Look back to the Republican debates featuring the outspoken Donald Trump versus the milder mannered Republican field of candidates. The first republican debate was actually held in August 2015 in Cleveland. It featured the top ten Republican candidates in the polls. Among those were Jeb Bush, Scott Walker, Mike Huckabee, Ben Carson, Ted Cruz, Marco Rubio, Rand Paul Chris Christie, John Kasich and Donald Trump. Nine of the candidates, for the most part, were polite, soft spoken and kept the typically expected political decorum of such a prestigious event. Then there was the one candidate, whom at the time was considered a very distant outsider with little chance of winning, Donald Trump, who came across more brash, harsh spoken and verbally critical of the other candidates and of many of the problems facing America.

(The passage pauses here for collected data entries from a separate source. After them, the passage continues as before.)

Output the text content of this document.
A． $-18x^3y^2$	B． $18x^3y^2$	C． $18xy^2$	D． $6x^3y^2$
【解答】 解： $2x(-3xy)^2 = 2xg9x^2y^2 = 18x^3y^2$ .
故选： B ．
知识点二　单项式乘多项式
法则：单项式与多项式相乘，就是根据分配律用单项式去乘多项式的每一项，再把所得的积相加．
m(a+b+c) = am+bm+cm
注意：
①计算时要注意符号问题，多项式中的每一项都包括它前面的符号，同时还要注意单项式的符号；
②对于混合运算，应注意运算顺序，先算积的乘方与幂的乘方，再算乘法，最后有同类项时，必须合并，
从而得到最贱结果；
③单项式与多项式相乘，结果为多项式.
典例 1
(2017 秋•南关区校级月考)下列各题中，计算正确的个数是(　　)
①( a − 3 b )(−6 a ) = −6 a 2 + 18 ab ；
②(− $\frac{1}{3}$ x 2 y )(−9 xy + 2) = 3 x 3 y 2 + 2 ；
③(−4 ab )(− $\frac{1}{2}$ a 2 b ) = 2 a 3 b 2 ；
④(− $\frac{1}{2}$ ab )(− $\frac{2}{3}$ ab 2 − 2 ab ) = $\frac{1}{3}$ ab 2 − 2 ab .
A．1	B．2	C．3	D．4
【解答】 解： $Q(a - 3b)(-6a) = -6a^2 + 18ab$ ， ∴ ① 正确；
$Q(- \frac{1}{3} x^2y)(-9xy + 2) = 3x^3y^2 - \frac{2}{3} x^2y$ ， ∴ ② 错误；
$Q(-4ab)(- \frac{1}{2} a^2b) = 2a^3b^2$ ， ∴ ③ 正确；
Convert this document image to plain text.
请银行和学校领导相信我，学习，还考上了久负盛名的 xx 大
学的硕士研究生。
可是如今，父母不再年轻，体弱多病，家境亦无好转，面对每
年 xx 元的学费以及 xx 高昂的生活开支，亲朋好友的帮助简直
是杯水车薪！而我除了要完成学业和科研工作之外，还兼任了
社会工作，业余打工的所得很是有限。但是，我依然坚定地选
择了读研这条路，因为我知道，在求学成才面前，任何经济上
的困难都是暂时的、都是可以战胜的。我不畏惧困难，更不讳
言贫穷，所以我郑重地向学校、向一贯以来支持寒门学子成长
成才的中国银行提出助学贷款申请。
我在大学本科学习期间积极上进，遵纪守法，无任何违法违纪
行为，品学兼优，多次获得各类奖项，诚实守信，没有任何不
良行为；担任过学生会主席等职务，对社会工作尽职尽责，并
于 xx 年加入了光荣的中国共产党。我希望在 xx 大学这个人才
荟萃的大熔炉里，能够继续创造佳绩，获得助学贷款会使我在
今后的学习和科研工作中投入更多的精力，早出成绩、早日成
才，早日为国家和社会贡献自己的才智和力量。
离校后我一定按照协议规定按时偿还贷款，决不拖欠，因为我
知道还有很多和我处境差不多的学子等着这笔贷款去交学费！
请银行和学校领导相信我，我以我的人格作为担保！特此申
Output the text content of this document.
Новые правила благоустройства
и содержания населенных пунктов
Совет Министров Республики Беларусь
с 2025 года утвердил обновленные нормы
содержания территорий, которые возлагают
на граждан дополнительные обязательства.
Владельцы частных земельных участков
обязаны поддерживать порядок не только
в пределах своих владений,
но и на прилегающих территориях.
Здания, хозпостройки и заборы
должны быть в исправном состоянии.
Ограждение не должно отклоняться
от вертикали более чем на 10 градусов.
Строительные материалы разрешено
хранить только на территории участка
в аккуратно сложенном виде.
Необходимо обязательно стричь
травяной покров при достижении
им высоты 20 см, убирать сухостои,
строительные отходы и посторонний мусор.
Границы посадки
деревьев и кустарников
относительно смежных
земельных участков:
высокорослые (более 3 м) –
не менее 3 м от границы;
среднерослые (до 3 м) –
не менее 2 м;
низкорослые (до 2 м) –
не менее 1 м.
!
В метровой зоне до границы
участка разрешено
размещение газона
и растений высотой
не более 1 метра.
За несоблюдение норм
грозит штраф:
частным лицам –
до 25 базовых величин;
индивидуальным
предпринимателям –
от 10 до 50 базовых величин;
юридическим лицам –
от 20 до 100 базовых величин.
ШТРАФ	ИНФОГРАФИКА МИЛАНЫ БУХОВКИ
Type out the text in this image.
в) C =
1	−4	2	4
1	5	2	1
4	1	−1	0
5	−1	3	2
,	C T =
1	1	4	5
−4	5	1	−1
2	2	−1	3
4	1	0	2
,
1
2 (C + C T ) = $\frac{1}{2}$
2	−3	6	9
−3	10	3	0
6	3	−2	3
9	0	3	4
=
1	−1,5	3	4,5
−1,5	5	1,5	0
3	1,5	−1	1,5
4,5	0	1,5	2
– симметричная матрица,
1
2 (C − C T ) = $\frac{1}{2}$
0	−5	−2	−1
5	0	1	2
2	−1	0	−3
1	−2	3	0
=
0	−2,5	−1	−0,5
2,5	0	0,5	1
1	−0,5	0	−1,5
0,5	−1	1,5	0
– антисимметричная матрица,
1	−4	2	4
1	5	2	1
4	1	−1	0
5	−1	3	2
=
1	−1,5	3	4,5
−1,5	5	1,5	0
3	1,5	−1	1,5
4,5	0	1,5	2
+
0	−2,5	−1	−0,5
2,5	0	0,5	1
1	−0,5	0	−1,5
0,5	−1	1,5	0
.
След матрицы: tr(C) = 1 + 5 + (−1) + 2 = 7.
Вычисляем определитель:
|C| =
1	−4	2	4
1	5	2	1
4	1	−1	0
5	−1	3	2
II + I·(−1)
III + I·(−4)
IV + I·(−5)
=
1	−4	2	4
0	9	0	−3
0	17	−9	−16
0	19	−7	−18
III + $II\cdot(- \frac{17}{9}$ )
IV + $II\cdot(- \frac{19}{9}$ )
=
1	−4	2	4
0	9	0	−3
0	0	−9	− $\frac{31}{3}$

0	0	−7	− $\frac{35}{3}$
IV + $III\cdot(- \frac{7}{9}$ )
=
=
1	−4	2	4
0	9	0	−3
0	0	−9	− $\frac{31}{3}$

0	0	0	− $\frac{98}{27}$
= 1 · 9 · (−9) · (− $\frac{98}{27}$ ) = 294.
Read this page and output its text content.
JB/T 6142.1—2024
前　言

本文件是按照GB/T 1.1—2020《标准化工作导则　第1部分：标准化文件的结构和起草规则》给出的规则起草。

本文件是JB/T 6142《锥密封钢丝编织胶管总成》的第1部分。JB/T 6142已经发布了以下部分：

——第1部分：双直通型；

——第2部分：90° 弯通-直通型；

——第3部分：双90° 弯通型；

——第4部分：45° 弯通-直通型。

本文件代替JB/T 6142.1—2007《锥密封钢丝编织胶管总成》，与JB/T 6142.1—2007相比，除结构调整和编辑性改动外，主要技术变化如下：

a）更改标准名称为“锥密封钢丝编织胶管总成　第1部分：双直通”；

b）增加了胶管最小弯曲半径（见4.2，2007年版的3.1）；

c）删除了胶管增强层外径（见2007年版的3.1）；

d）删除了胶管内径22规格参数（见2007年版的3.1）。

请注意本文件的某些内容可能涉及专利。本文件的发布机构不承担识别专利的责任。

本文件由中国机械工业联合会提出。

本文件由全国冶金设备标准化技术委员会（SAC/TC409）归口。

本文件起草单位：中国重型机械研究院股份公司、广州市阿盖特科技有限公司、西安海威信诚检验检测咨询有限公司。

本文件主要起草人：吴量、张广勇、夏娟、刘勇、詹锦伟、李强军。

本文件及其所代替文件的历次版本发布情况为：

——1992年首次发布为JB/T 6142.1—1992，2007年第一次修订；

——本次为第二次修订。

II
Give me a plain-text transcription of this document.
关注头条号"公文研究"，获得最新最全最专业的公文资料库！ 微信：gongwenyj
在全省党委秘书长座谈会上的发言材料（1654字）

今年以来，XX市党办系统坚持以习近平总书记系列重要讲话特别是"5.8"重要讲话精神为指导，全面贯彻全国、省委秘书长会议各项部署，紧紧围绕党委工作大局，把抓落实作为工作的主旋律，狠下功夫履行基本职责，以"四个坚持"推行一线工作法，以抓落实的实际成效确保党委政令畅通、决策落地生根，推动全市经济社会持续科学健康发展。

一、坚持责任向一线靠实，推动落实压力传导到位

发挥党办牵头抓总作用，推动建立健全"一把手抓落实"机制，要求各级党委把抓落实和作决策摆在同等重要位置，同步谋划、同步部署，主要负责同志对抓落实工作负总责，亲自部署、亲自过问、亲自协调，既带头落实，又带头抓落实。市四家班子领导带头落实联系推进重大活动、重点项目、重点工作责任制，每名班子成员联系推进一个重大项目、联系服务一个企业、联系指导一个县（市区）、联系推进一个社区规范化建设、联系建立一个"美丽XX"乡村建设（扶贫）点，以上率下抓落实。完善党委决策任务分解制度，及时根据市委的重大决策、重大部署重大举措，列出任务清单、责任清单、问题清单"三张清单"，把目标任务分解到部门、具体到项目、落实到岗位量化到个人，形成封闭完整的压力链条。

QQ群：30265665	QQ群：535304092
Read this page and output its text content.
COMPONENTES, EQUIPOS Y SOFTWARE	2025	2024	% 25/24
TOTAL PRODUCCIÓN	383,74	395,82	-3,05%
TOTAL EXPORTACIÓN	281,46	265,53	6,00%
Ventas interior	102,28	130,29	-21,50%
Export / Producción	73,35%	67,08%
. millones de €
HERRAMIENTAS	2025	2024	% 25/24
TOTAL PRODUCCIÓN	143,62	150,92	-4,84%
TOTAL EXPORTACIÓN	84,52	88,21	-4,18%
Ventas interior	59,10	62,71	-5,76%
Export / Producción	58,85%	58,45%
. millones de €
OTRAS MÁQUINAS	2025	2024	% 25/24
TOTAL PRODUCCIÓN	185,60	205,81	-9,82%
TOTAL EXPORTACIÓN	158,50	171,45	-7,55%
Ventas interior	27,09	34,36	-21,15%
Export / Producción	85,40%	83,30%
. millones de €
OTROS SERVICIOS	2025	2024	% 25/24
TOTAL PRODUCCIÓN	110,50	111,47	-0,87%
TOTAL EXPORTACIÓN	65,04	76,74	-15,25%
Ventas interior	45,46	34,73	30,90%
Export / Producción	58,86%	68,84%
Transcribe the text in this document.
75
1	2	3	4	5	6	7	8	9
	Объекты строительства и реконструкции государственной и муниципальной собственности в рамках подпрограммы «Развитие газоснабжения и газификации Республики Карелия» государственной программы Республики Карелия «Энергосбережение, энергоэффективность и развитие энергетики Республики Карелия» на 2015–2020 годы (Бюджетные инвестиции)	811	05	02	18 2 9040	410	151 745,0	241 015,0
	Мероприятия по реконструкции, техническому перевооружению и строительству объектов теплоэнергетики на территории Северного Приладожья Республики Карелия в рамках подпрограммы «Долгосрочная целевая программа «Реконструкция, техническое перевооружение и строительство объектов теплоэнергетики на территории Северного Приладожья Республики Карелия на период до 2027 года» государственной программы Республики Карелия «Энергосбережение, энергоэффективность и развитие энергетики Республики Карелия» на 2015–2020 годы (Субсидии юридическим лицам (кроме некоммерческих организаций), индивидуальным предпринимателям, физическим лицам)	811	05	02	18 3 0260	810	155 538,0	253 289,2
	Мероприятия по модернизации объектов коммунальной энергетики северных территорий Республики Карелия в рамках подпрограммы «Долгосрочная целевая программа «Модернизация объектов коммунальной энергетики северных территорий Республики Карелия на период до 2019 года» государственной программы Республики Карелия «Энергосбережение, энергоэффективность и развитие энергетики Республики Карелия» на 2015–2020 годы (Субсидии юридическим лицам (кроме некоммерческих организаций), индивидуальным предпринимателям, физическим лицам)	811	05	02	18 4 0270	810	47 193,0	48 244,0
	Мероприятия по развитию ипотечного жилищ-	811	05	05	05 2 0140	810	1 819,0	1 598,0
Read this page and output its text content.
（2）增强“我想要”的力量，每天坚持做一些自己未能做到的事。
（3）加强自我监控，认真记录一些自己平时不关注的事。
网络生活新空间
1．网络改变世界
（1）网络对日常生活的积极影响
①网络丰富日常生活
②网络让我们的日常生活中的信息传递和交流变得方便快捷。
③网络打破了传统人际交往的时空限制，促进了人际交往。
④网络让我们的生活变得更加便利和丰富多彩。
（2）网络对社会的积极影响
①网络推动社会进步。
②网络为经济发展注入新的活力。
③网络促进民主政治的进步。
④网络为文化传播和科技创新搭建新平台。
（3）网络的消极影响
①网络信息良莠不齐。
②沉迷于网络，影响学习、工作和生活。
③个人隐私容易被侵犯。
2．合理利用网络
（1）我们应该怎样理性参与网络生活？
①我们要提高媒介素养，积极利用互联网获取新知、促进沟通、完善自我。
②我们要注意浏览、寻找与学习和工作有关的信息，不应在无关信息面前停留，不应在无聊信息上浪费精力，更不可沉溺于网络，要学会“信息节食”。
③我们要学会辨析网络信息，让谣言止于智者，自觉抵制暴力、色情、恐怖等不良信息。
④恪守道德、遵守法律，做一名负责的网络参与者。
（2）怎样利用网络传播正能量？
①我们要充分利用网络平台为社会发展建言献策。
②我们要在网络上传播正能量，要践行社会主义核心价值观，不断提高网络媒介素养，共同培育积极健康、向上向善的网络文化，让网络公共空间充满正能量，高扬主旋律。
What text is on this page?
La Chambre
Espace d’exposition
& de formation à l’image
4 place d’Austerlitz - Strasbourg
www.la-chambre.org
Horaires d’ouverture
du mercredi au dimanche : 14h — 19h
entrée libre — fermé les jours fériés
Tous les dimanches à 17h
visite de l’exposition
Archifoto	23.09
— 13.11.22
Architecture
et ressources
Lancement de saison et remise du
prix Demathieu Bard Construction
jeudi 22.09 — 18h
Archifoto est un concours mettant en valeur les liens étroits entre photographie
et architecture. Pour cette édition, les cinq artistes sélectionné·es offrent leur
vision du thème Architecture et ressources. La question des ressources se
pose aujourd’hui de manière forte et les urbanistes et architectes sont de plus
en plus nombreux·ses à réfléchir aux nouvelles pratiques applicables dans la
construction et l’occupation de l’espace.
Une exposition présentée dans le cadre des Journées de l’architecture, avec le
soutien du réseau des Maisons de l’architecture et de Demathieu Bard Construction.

The mainstream media instantly began berating Trump for his non-political style and for saying what many Americans felt for so long but didn’t hear any other candidate willing to say publicly. Political pundits far and near all said that Trump’s abrasive style would alienate voters and defeat his chances of getting very far in the election.
Many advised Trump to tone down his mannerisms and style if he wanted to get anywhere. But he didn’t.
In the first debate of 2016, held in January in North Charleston, the field of GOP candidates in the debate were down to seven – Jeb Bush, Ben Carson, Ted Cruz, John Kasich, Chris Christie, Marco Rubio and Donald Trump, Trump continued with his harsh abrasive and outspoken manner. The media and most political experts continued to lambast Trump for his style and he was continually warned to stop if he was serious about being elected. But he didn’t.
Guess, what, they were all wrong!
Just prior to the second presidential debate between Hillary and Trump, Professor Maria Guadalupe, an associate professor of economics and political science at French business school INSEAD, began to wonder what would happen if roles and manners were reversed.
In late January, Guadalupe conducted a mock debate in which she switched the gender roles for Clinton and Trump to see what would happen. When the female debater became the brash aggressor, she was favored over her male counterpart.
When their mock debate featured a female version of Trump and male version of Clinton, they were surprised at what they learned. Professor Joe Salvatore from NYU, commented:
“People were really able to see the techniques that Trump was using. The repetition of a certain idea. The simplicity of a message.
“One audience member described the Trump message as she was able to hear it as hummable lyrics, while Clinton may have had well-researched information, but there was no hook.”
Guadalupe said the mock debate may have revealed why Donald Trump pulled off one of the greatest upsets in American political history. Through all of Trump’s harsh and alleged abrasive personality, people listened, remembered and supported him. Part of his surprising victory was his message and evidently part of his victory was also his personality.